Volgens Oscar Mulei kan vanuit het oogpunt van zowel ideologieën als tradities van politieke partijen worden beweerd dat in de landen van Centraal-Europa een speciaal type liberalisme dat inherent is aan deze regio, zich in de negentiende eeuw met succes heeft ontwikkeld. Het woord "nationalisme" werd gezien als een gedeeltelijk synoniem voor het woord "liberalisme". Volgens Muley speelden 'nationale liberalen' in Zuidoost-Europa ook prominente, zo niet sleutelrollen, in de politiek, maar met nogal verschillende, regiospecifieke kenmerken die hen aanzienlijk verschilden van hun Midden-Europese tegenhangers in de ideologie. Tegenwoordig zijn er in heel Oost-Europa nationale liberale partijen. Rechts-liberalisme omvat de partijen Petro Poroshenko Bloc en het Volksfront in Oekraïne, verschillende Volksfronten in de Baltische staten en de voormalige Saakashvili-partij in Georgië.

Lind zelf definieert 'nationaal liberalisme' als een combinatie van 'gematigd sociaal conservatisme met gematigd economisch liberalisme'.

Gordon Smith, een vooraanstaand wetenschapper op het gebied van vergelijkende Europese politiek, begrijpt deze ideologie als een politiek concept dat aan populariteit heeft ingeboet toen het succes van nationalistische bewegingen bij het creëren van natiestaten niet langer opheldering vereiste over de vraag of vrijheid, partij of politicus een "nationale" subtekst had.

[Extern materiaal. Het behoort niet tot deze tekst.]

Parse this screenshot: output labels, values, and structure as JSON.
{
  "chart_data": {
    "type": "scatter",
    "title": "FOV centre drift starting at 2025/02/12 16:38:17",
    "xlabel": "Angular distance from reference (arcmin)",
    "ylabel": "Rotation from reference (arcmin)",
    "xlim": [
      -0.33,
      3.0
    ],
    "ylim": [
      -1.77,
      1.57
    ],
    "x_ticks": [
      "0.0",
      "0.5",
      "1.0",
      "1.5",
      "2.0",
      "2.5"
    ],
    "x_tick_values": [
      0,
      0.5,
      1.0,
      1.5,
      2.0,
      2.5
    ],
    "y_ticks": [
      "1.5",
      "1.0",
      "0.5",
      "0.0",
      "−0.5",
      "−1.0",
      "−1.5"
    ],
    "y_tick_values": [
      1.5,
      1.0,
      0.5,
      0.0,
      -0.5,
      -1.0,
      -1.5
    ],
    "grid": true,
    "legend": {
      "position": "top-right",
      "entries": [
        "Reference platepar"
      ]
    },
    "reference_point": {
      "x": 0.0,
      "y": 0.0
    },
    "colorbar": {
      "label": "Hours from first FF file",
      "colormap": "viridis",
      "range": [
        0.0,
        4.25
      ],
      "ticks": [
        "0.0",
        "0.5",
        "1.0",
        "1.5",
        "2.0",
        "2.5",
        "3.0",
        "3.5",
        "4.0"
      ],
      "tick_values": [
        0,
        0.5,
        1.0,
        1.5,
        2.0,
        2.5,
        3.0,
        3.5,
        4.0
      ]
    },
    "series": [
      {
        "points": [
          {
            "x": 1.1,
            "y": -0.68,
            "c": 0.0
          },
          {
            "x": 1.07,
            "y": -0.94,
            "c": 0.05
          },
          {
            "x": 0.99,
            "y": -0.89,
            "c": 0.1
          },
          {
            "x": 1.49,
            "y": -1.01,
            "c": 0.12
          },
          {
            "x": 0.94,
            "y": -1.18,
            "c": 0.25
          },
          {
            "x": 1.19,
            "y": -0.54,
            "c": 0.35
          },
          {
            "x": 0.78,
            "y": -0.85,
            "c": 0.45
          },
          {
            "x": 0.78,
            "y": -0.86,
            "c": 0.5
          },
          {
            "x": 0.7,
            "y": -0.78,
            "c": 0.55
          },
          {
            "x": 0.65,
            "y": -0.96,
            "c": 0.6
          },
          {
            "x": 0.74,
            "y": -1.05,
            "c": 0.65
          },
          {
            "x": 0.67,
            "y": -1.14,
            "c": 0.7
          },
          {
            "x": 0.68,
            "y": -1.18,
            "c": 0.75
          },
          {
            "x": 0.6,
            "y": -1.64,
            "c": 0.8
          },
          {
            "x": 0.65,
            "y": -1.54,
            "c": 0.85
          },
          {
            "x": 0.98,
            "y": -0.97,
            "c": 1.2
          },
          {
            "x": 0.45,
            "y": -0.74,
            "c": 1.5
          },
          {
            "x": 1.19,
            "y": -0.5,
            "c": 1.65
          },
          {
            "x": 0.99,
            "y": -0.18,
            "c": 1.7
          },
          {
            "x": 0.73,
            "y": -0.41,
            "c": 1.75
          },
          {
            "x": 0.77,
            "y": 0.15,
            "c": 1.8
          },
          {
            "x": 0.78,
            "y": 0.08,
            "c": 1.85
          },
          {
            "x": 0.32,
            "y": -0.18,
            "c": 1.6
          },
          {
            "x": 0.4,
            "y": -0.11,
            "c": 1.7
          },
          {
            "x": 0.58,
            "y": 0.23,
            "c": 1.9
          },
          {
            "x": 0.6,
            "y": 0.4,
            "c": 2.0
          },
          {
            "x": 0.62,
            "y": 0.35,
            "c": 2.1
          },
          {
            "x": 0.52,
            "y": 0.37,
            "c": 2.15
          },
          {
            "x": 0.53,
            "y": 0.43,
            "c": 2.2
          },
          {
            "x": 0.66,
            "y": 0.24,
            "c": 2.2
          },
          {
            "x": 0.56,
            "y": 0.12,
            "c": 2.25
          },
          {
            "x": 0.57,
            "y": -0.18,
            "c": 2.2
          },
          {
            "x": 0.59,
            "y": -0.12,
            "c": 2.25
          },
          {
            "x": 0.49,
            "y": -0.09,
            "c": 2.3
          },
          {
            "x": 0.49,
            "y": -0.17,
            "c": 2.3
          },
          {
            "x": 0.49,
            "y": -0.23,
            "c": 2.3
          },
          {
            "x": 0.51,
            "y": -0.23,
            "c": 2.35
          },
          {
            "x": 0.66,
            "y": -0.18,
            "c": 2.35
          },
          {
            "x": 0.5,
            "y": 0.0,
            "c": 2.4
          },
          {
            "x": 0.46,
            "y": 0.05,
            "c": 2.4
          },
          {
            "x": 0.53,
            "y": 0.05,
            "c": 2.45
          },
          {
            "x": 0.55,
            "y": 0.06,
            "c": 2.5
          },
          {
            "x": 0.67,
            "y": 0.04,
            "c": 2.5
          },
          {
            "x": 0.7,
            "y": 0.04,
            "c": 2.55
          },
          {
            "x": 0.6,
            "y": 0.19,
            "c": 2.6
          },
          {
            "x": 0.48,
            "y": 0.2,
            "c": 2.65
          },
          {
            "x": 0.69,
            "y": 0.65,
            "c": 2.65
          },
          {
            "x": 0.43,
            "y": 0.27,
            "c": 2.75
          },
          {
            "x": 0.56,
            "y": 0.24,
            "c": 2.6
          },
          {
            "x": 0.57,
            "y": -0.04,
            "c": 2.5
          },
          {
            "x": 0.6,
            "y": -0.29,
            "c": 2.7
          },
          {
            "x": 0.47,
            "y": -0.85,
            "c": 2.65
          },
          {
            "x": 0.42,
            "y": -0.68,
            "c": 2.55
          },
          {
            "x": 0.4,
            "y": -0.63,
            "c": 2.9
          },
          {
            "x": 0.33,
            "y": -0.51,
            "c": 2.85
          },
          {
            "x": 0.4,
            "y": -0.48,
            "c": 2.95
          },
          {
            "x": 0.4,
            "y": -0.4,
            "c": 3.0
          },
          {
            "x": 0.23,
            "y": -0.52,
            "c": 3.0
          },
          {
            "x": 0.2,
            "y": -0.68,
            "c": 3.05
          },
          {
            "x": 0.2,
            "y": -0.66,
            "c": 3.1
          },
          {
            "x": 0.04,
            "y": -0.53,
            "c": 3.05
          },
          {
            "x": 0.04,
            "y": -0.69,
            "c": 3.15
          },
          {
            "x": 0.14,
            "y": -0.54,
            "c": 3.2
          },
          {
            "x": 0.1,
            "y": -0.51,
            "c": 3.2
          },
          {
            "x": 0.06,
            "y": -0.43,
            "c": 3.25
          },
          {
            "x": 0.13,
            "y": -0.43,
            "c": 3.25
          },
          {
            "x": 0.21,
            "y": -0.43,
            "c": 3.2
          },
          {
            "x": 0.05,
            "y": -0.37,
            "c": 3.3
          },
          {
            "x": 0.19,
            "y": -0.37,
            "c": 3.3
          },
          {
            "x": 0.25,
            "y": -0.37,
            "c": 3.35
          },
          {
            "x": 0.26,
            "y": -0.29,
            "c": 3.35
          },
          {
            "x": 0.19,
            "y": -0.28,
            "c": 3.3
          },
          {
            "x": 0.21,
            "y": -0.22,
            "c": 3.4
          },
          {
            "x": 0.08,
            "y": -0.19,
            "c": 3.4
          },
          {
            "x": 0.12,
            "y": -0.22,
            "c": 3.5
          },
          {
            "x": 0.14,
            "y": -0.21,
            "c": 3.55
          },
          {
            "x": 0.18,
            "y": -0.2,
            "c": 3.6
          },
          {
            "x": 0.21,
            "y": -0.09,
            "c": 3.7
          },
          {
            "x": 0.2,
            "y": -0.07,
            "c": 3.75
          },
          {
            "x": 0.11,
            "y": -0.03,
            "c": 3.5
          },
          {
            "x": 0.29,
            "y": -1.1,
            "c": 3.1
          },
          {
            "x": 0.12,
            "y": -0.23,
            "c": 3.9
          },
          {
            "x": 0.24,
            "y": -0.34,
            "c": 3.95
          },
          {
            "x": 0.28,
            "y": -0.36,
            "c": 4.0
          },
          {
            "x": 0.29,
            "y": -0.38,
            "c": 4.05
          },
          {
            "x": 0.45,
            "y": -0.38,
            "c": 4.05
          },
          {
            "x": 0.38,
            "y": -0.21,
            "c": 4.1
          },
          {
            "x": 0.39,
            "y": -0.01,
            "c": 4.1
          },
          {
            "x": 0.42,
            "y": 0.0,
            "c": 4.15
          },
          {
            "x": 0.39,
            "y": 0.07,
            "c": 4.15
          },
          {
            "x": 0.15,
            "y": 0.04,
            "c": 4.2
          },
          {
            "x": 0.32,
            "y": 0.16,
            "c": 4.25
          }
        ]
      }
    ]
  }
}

Individualisme en collectivisme

Leiders van de liberale vleugel neigen ook meer naar individualisme dan naar collectivisme. Rechtse liberalen erkennen dat mensen anders zijn, en daarom is hun vermogen om geld te verdienen ook anders. Hun concept van gelijke kansen, dat van toepassing is op de economie, ontneemt een persoon niet de mogelijkheid om zijn zakelijke belangen op de vrije markt na te streven. Individualisme, kapitalisme, globalisering - het rechtse liberalisme in de moderne wereld kan vaak worden beschreven door deze drie principes. Linkse liberalen daarentegen geloven in de klassenstrijd en de herverdeling van rijkdom, maar pleiten ook voor globalisering.